In the wake of the latest Delhi rape case, a part of the debate has shifted back again to the oft repeated – the woman made a mistake of being drunk and taking the ride alone. She should have been careful.

She should have been as any other. But should she have paid such a heavy price for getting into a prepaid taxi and going to sleep?

Another argument is that she would have perhaps saved the day had she kept her eyes open or travelled with someone. Conversely put, a sober and accompanied woman has less probability of being raped. As past incidences in our country show, this defies conventional logic. Sober and accompanied woman is as vulnerable to rape as the slightly more adventurous one.

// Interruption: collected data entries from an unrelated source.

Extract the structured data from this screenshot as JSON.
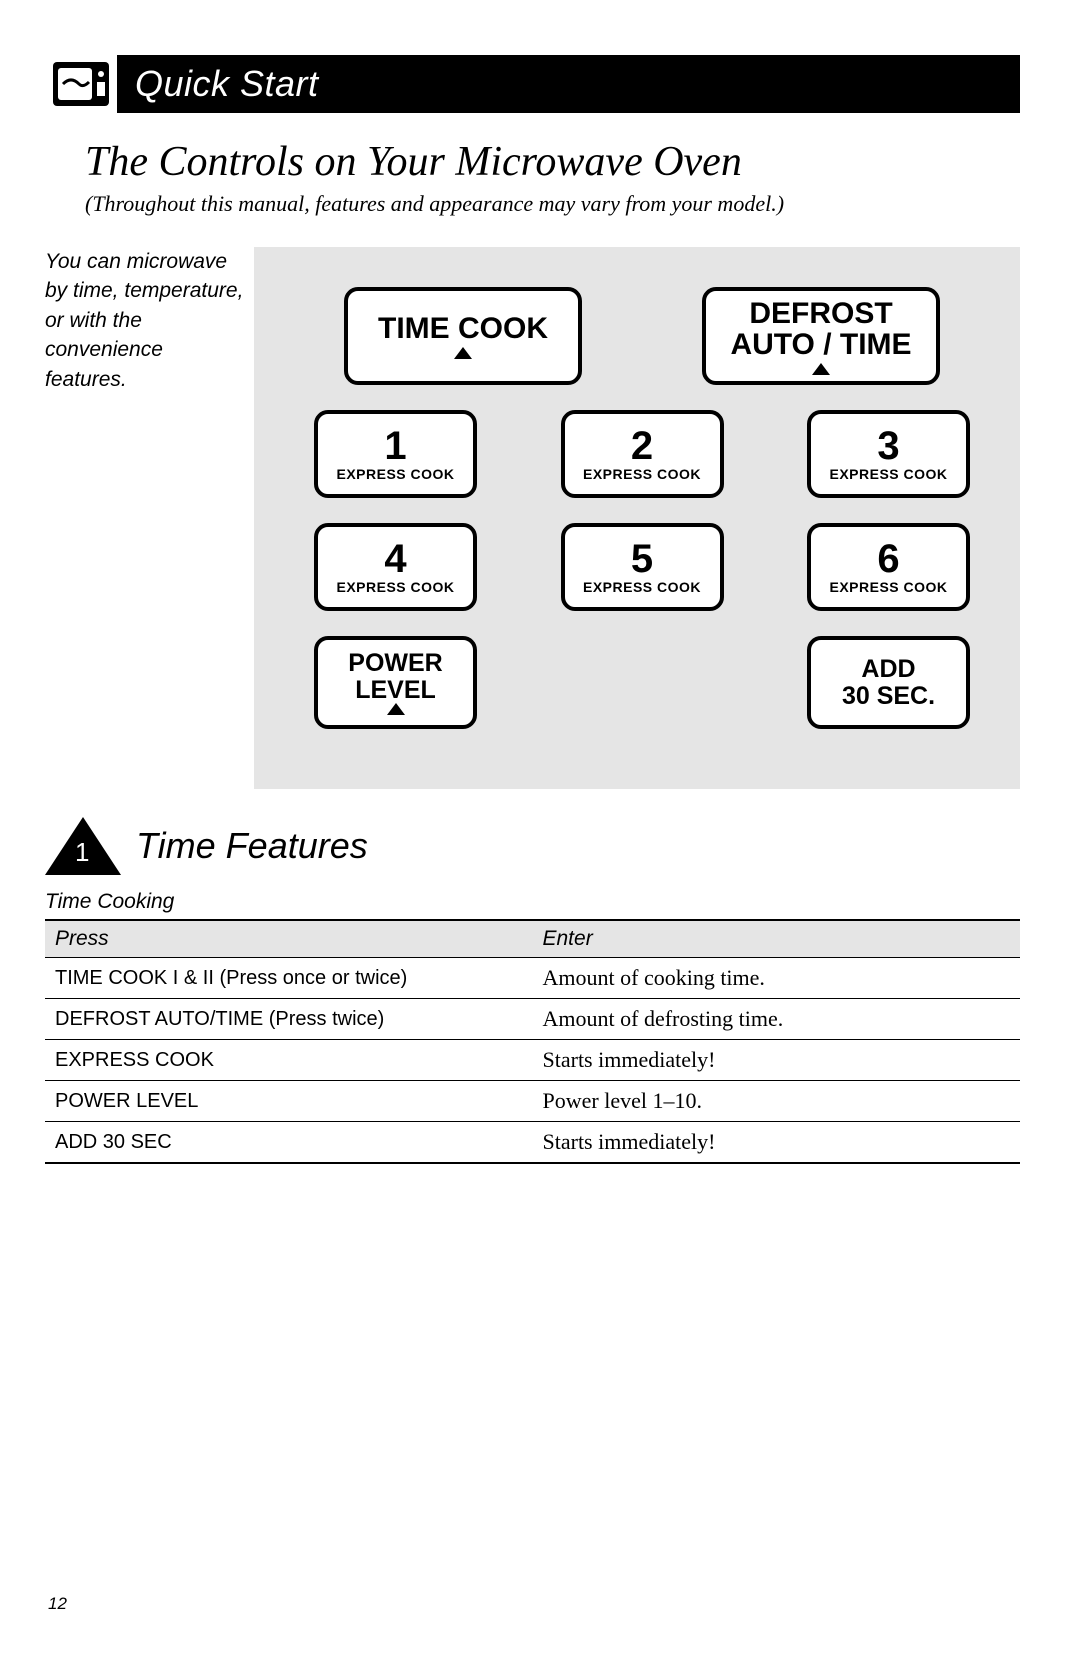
{
  "header": {
    "title": "Quick Start"
  },
  "main_title": "The Controls on Your Microwave Oven",
  "sub_note": "(Throughout this manual, features and appearance may vary from your model.)",
  "side_text": "You can microwave by time, temperature, or with the convenience features.",
  "panel": {
    "time_cook": "TIME COOK",
    "defrost_l1": "DEFROST",
    "defrost_l2": "AUTO / TIME",
    "express_label": "EXPRESS COOK",
    "nums": [
      "1",
      "2",
      "3",
      "4",
      "5",
      "6"
    ],
    "power_l1": "POWER",
    "power_l2": "LEVEL",
    "add_l1": "ADD",
    "add_l2": "30 SEC."
  },
  "section": {
    "marker": "1",
    "title": "Time Features"
  },
  "table": {
    "caption": "Time Cooking",
    "col_press": "Press",
    "col_enter": "Enter",
    "rows": [
      {
        "press": "TIME COOK I & II (Press once or twice)",
        "enter": "Amount of cooking time."
      },
      {
        "press": "DEFROST AUTO/TIME (Press twice)",
        "enter": "Amount of defrosting time."
      },
      {
        "press": "EXPRESS COOK",
        "enter": "Starts immediately!"
      },
      {
        "press": "POWER LEVEL",
        "enter": "Power level 1–10."
      },
      {
        "press": "ADD 30 SEC",
        "enter": "Starts immediately!"
      }
    ]
  },
  "page_number": "12"
}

The problem with the “woman should have been careful, knowing that she was in Delhi,” argument is that it shifts the spotlight of blame on the victim – if only for a moment. Now, that is one of the biggest disservice that those in favour of the argument can do to the victim.

“When you are in Rome, be like a Roman,” is a cliché that has been used too often to support the phenomenon. So what if she does not want to dress like a roman…should she be raped?

Given that being drunk is not in our “culture,”…at least not openly accepted, I guess the blame has somewhat been shifted on the woman by the detesters.

This argument is an absolute waste of debating space and time. Instead people must focus on putting pressure on the government and police in getting their act together. The fact that the driver – Shiv Kumar Yadav – threatened a gruesome repeat of the December 16 incident in a bid to silence the victim, speaks volumes of the country’s justice delivery mechanism. He seemed to be inspired by the incident, leave alone abhorring it. The blame for this should rest with the government and the judicial system for not making an example of the incident. This is what we need to focus on.

It also goes without saying that Uber cab service must pay a price for the tardy work they have made of this “ride-sharing” service. It need not be "that it is cheap and, therefore, cannot afford safety", or so goes another argument. They must be asked to put the requisite safety infrastructure in place if they want to operate in India. Safety and cheap rides need not be at the exclusion of the other.